La transformation de la lignine et de la cellulose (du bois, de la paille) en alcool ou en gaz (filière lignocellulosique-biocombustible44,45) fait l'objet d'intenses recherches dans le monde entier. Les technologies de la transformation de la cellulose (la macromolécule la plus commune sur terre) sont complexes, allant de la dégradation enzymatique à la gazéification. Des entreprises canadiennes (comme Iogen46), américaines (Broin Co.) et deux universités suédoises (usine pilote d'Örnsköldsvik47) passent actuellement à la phase de production industrielle d'éthanol cellulosique. Un problème est que l'utilisation des pailles prive encore les sols agricoles de la matière organique dont ils manquent déjà.

La transformation de la cellulose des déchets végétaux en biogazole par des bactéries48 est également une voie de recherche.

En France, le « projet futurol » est lancé en 2008, avec pour ambition de constituer une véritable filière éthanol deuxième génération. Les axes majeurs de ce projet servent de fils conducteurs à la R&D s'appuyant sur une installation pilote puis sur un prototype : une filière et un procédé « durables » permettant d'obtenir les meilleurs bilans énergétiques et GES possibles, sur l'ensemble du processus, du champ à la roue ; un pilote flexible (multi matières premières) ; un procédé économiquement pertinent (innovations et optimisations de procédés)49.

Selon le directeur du Programme des Nations unies pour l'Environnement, les termites possèdent des bactéries capables de transformer « de manière efficace et économique les déchets de bois en sucres pour la production d'éthanol »50. Les enzymes trouvées dans le tube digestif des termites et produites par ces bactéries symbiotiques sont en effet capables de convertir le bois en sucre en 24 heures51. Les micro-organismes du rumen de bovin peuvent également être utilisés. Le potentiel de la filière cellulosique est énorme et les technologies évoluent rapidement.

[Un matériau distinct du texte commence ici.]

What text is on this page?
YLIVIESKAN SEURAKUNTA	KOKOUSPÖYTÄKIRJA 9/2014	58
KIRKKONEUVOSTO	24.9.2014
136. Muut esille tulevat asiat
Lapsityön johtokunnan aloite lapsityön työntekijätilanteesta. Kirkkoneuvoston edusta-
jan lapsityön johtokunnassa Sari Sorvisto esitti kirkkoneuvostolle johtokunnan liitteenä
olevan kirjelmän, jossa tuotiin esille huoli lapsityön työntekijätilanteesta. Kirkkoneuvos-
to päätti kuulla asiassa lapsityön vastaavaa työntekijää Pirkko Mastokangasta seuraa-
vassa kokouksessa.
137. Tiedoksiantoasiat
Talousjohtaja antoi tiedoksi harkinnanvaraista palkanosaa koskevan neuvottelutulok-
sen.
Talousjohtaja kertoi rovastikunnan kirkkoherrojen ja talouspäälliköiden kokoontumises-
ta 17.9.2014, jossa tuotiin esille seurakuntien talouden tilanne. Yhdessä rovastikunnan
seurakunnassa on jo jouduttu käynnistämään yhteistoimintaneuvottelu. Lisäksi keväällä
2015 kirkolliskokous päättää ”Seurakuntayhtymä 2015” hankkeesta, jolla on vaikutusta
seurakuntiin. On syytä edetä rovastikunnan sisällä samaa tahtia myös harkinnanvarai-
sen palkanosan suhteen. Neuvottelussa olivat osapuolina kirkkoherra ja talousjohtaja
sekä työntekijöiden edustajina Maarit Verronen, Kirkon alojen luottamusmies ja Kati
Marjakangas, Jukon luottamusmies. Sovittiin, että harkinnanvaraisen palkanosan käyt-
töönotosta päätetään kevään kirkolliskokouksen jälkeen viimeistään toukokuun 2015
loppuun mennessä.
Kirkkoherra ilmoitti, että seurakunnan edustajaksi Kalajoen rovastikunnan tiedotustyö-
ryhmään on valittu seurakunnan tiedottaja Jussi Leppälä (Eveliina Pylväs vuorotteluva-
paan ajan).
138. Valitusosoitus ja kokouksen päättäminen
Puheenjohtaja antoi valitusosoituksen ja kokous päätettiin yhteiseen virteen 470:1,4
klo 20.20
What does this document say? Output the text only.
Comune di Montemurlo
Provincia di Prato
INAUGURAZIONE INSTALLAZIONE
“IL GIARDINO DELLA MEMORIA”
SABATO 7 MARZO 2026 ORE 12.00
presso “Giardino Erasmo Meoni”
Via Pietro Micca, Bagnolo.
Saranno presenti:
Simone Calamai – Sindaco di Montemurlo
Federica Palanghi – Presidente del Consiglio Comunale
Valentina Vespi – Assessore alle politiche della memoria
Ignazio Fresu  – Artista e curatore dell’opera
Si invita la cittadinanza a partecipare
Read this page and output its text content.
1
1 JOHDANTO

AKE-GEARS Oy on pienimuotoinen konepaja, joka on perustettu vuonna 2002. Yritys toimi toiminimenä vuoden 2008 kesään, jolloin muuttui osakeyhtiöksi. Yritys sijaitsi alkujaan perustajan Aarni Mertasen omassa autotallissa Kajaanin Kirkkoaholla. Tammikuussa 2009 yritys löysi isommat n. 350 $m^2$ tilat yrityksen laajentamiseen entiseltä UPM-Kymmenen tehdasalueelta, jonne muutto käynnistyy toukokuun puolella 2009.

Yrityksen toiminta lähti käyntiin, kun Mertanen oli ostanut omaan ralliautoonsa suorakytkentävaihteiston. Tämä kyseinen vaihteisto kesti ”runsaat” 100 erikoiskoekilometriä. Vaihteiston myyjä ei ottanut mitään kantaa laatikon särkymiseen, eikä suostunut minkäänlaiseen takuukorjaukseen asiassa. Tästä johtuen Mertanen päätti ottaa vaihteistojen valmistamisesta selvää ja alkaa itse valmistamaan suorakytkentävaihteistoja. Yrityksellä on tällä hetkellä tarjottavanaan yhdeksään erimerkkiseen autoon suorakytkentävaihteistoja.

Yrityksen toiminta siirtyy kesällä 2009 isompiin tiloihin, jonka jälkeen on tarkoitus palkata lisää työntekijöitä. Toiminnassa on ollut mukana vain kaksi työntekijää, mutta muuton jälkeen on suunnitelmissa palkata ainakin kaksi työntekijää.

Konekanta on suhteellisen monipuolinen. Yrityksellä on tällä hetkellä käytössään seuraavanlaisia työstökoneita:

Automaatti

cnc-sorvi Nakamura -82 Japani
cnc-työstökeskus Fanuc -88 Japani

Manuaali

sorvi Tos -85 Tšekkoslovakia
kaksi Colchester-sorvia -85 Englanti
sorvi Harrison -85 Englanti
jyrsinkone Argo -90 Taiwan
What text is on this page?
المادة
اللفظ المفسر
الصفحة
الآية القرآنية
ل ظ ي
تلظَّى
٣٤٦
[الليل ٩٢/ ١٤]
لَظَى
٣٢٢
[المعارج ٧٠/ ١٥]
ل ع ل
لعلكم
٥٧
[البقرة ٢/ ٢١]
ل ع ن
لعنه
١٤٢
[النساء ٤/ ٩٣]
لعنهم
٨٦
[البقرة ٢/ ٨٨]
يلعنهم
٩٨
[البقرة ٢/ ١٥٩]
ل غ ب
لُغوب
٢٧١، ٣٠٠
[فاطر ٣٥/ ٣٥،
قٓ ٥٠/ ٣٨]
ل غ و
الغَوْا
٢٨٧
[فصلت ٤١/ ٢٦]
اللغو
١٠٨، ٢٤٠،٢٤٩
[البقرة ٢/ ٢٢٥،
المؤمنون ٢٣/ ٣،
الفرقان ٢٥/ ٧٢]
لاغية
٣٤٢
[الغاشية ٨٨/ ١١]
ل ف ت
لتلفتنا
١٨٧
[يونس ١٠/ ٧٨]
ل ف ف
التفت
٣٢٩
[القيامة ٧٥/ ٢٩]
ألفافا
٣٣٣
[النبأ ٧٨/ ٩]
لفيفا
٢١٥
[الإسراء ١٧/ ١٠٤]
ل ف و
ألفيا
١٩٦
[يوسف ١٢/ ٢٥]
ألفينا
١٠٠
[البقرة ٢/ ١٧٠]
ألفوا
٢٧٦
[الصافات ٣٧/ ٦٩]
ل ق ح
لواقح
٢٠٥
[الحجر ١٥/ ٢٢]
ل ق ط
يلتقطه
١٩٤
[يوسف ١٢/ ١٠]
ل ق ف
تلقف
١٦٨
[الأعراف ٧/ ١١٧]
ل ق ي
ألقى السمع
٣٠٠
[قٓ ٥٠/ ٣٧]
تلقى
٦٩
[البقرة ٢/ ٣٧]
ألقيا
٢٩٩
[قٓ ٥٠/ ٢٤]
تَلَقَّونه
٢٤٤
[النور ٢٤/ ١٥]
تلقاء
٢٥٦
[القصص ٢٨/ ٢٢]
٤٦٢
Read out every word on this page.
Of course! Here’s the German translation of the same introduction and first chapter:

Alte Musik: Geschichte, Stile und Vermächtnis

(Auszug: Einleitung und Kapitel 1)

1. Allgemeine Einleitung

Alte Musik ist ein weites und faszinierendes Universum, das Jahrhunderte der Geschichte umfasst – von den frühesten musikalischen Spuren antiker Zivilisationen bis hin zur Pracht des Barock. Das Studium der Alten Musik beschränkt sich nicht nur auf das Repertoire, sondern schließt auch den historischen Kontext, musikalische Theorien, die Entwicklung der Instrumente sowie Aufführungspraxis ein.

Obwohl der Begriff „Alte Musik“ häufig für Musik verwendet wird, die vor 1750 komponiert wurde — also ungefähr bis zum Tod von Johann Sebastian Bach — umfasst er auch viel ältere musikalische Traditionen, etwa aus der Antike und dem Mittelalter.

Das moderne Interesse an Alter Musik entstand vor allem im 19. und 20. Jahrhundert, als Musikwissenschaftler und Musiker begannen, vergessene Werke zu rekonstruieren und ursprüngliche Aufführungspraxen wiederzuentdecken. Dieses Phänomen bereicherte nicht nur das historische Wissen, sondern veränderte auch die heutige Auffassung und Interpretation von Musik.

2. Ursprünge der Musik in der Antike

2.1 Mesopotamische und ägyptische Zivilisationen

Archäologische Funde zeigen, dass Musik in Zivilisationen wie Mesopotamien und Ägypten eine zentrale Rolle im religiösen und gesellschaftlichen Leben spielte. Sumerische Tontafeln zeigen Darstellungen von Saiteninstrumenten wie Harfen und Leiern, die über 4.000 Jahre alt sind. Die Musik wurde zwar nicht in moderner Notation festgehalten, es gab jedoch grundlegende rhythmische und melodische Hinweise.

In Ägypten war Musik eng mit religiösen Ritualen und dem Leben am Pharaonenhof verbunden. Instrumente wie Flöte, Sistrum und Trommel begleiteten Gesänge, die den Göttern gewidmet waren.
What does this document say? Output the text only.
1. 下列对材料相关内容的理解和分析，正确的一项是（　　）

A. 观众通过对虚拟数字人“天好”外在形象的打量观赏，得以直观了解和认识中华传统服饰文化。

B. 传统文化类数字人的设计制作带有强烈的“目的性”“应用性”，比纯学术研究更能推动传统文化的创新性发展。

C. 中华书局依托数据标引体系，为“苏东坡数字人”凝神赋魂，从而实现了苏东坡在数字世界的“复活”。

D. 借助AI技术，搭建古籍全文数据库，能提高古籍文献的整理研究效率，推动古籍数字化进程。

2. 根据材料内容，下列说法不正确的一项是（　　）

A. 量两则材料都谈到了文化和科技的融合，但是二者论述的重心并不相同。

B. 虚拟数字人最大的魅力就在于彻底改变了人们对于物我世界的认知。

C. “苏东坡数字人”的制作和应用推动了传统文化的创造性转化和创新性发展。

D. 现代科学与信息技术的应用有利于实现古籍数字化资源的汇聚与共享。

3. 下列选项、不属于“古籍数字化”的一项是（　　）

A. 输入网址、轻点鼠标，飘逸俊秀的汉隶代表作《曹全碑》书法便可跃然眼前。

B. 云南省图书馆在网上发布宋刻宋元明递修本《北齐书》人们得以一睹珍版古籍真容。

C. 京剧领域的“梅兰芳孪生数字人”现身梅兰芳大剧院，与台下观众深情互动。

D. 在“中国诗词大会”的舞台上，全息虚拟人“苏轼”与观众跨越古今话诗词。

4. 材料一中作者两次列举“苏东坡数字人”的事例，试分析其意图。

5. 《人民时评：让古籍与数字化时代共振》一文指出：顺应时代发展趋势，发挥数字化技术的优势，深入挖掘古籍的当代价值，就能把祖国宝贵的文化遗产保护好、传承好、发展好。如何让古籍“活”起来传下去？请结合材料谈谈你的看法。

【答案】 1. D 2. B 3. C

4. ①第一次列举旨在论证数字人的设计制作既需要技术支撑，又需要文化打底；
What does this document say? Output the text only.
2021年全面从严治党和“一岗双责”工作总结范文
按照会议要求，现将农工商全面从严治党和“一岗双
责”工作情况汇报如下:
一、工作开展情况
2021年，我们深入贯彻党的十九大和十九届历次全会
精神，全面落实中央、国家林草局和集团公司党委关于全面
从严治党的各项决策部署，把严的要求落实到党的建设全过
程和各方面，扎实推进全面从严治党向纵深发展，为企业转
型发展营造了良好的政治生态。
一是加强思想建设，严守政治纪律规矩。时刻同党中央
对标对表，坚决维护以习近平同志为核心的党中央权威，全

La fermentation des sucres (provenant directement de plantes comme la canne à sucre, de la betterave sucrière, de l'hydrolyse de l'amidon du blé, du maïs, ou encore de l'hydrolyse de la cellulose présente dans le bois ainsi que les tiges et les feuilles de tous types de végétaux) en éthanol génère de grandes quantités de CO2 (à concentration élevée) qui peuvent nourrir les microalgues. La production de 50 litres d'éthanol par fermentation alcoolique s'accompagne de la production de 15 litres de CO2. En ce qui concerne la filière huile, les tourteaux obtenus après extraction de l'huile végétale (Jatropha curcas, karanj, saijan, tournesol, colza, etc.) peuvent servir à produire du biogaz (méthane). Le méthane peut alimenter une centrale thermique (production d'électricité) et le CO2 libéré peut aussi nourrir les microalgues. Le bilan carbone global et le caractère durable de la filière dépendent donc de la source de CO2 utilisée. Le couplage filière éthanol cellulosique - filière microalgue est une voie d'avenir dans la perspective d'un développement durable. À noter que la croissance des microalgues est bien entendu possible dans les conditions atmosphériques actuelles (concentration en CO2 de 380 ppm), mais les rendements sont alors beaucoup plus faibles.

Fruits de Jatropha curcas

Jatropha curcas. Il existe des plantes qui poussent en zone aride. C'est le cas par exemple de Jatropha curcas, qui produit en moyenne 400 à 500 litres d'huile par hectare et par an52. Sa culture (réalisée de manière éco-responsable) permet idéalement de lutter contre la désertification. À l'occasion du Sommet Biocarburants de 200753 qui s'est tenu à Madrid, Winfried Rijssenbeek (de l'entreprise RR Energy qui a investi dans les biocarburants)54 a fait la promotion des qualités de cette euphorbiacée : « Cette plante, qui produit des graines oléagineuses, est une alternative intéressante aux palmiers à huile et au soja pour le sud. En premier lieu parce qu'elle n'est pas comestible et donc n'entre pas en concurrence avec le secteur alimentaire. Autre avantage, Jatropha curcas peut être cultivée sur des sols difficiles, impropres aux autres cultures et permet de lutter contre la désertification »55. Mais ces plantes sont des êtres vivants comme les autres et ne font pas de miracles : sans apports d'eau réguliers, les rendements sont extrêmement faibles, non rentables. Cette conclusion logique a été confirmée, par exemple, par des expériences, il y a plusieurs années, en zone aride, avec la variété mexicaine de Jatropha curcas, par des ingénieurs agronomes mexicains[réf. nécessaire]. Or l'eau est une ressource précieuse en zone aride…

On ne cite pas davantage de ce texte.